Para Sarney, Lugo não recebeu amplo direito de defesa

O presidente do Congresso, senador José Sarney (PMDB-AP), afirmou nesta sexta-feira que o processo de impeachment a que o presidente do Paraguai, Fernando Lugo, está sendo submetido não tem lhe garantido o "amplo direito de defesa". O impedimento de Lugo foi aprovado na quinta-feira numa votação rápida pela Câmara dos Deputados paraguaia por 73 votos a favor e um contra e o processo continua hoje no Senado, Casa Legislativa em que também as chances do presidente reverter a situação são pequenas.

RICARDO BRITO, Agência Estado

22 de junho de 2012 | 12h52

"Pelo que eu vejo, e pela celeridade com que esse processo está marchando, realmente ele não pode assegurar um amplo direito de defesa, como deve ter aqueles que são submetidos a um processo dessa natureza. Nós tivemos no Brasil, mas seguimos todo o rito que a lei determinava, levou bastante tempo para que aquilo fosse concluído", disse Sarney, referindo-se ao processo pelo qual o ex-presidente e atual senador Fernando Collor (PTB-AL) passou em 1992. A tramitação do processo de Collor no Congresso durou três meses.

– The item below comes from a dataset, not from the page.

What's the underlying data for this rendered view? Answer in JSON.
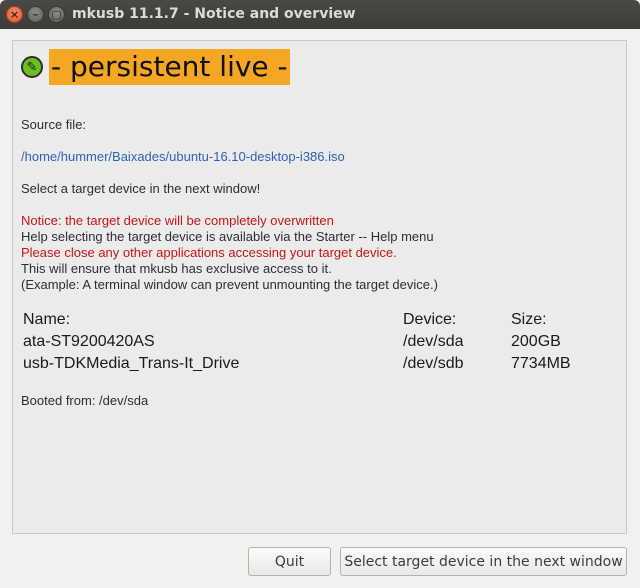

Fernando Lugo começou a se desgastar depois do violento episódio do dia 15, em Curuguaty, a 250 quilômetros da fronteira com o Brasil. Na ocasião, camponeses sem-terra armados entraram em confronto com a polícia, deixando 17 mortos. Segundo analistas, a matança teria sido o estopim para que a oposição no país forçasse a saída do presidente, já enfraquecido politicamente.

Sarney classificou como "péssimo" para a América do Sul o processo contra Lugo, uma vez que, na avaliação dele, há "alguns países" na região que não estão tendo práticas "muito democráticas". "São práticas que não são comuns em uma democracia, de maneira que agora (está) exacerbando a nível de derrubar o presidente. Evidentemente mostra que alguma coisa está errada na democracia do continente", afirmou.

O presidente do Congresso disse que cabe ao Brasil defender os princípios democráticos estabelecidos pelo Mercosul. Sarney lembrou ainda que, quando da fundação do bloco, o Paraguai não foi admitido inicialmente por ser presidido pelo general Alfredo Stroessner, que ficou no governo há 35 anos e foi derrubado por um golpe de Estado.